Google, Comcast Consider Investing in AOL
Thursday, October 13, 2005
Google Inc. and Comcast Corp. are talking about investing in Time Warner Inc.'s America Online division, a move that could shift the geopolitics in the Internet world by creating new alliances between online search and entertainment giants.
Google, which already powers the Dulles-based AOL's Internet search tool in the United States and Europe, wants to strengthen and expand that relationship -- as well as derail AOL's talks about a similar deal with Microsoft Corp.
Through these competing negotiations, AOL has become a powerful player in the global battle between Internet titans Google and Microsoft, which are vying for the attention of millions of Internet users. AOL could augment both companies' empires by adding users of AOL.com, AOL dial-up Internet service and AOL's affiliated Web sites, including Mapquest and Moviefone, according to people familiar with the talks who spoke on condition of anonymity due to the confidential nature of the continuing negotiations.
A Microsoft-AOL alliance poses a threat to Google because AOL uses Google's search engine and is its largest source of revenue. On the other hand, an alliance between Google, AOL and Comcast would make a formidable enemy for Microsoft.
Officials from all four companies declined to comment about the nature of any negotiations. In recent weeks, the talks have resulted in a series of punches and counterpunches.
First, Microsoft proposed replacing Google with its MSN Search on AOL's Web sites. At the same time, Microsoft offered to combine its own MSN Internet service and pour cash into AOL. Those talks are continuing, though insiders said such a deal appears less likely.
By selling a stake in AOL, Time Warner would get a major infusion of cash that would enable it to increase the size of a stock buyback or issue a one-time dividend to shareholders. Corporate financier Carl C. Icahn has been pressuring the company to do a larger stock buyback and take other steps to boost its lagging stock price.

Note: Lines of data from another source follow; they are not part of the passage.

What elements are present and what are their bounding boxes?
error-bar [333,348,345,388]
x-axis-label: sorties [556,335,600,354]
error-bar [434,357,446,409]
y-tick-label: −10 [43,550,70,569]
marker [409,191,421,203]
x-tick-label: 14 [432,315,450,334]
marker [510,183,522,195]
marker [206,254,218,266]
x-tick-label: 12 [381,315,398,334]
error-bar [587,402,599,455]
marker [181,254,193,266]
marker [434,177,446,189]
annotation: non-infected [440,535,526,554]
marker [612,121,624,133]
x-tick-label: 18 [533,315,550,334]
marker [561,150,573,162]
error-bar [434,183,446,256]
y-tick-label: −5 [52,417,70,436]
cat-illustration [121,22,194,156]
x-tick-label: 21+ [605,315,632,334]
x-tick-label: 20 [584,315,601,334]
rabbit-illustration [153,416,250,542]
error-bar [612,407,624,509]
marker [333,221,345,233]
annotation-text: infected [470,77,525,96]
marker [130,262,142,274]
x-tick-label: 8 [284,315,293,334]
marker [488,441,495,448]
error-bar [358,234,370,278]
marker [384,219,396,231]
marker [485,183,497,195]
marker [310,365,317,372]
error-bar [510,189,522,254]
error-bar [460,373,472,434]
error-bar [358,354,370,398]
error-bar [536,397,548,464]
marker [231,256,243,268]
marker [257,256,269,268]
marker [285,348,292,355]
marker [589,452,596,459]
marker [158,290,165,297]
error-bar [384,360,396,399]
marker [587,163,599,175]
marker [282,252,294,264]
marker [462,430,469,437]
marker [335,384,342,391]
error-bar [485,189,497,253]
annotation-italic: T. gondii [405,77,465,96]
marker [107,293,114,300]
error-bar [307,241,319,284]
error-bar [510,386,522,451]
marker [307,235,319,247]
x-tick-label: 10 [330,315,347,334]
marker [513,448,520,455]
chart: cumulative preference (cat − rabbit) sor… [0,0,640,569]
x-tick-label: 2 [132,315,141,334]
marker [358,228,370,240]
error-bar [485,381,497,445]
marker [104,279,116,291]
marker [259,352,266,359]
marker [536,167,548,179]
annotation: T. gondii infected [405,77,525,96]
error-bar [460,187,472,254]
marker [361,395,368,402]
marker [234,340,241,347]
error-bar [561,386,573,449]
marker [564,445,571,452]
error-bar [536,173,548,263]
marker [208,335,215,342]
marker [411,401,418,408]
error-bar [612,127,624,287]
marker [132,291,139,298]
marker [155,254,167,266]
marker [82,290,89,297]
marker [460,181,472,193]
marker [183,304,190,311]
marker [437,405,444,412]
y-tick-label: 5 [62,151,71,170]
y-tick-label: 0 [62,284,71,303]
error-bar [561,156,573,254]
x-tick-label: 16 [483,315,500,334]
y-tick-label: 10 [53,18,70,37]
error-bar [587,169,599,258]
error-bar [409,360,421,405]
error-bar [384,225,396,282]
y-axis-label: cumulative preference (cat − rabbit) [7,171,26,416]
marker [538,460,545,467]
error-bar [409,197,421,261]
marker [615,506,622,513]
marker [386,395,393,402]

The proposed MSN-AOL alliance prompted Google to enter the fray and propose an alternate deal with AOL. Meanwhile, Comcast's primary interest is in marketing its own high-speed Internet service to AOL's large but shrinking base of dial-up Internet users.
Microsoft yesterday made a retaliatory move. Microsoft and Yahoo joined forces to allow millions of their instant message users to chat with each other online, a combination that threatens AOL's dominance in that space.
While cell phone users can call each other even if they use different wireless carriers, the same has not been true for Internet messaging. Until now, computer users could only call, send or receive messages from users in the same instant message, or IM, network. The agreement, which takes effect during the second quarter of next year, gives Yahoo and MSN a combined U.S. user base of 49.2 million, which puts them behind AOL, with 51.5 million IM users in the United States.
For years, analysts predicted that IM providers would allow communication between their networks, but companies have kept those users walled from each other as a way of channeling more traffic to other services on their sites. Such rivalries are finally giving way out of necessity, some analysts said, as competition forces the companies to band together to maintain their base.
"Microsoft and Yahoo! look forward to bridging the divide between our global communities," Steven A. Ballmer, chief executive of Microsoft, said in a news release.
But analysts saw the combination of MSN and Yahoo's messenger services as a move to block Google, which last month launched its Google Talk service and still has very few IM users.
"The elephant in the room nobody is talking about is Google," said Charles S. Golvin, an analyst with Forrester Research Inc. "That is the common threat. Certainly, Google Talk as an IM service is no threat to MSN and Yahoo, but clearly in other ways, Google threatens them and helps to bring them together."
Because new users tend to sign up with the same service as their friends, family and co-workers, Google could have a tougher time catching up to Yahoo and MSN, said Allen Weiner, an analyst with Gartner Inc. "By these two companies working together, I believe it's an attempt to crowd Google out of the market."
For consumers, one of the consequences of such alliances could be an overall transformation of online communications and entertainment. Over time, IM could replace other forms of communication, including phone calls and e-mail.
Yahoo, Google, MSN, AOL, and Skype Technologies SA all offer a form of computer-to-computer calling over their IM service. They could eventually become major networks for sharing music, video and other digital files.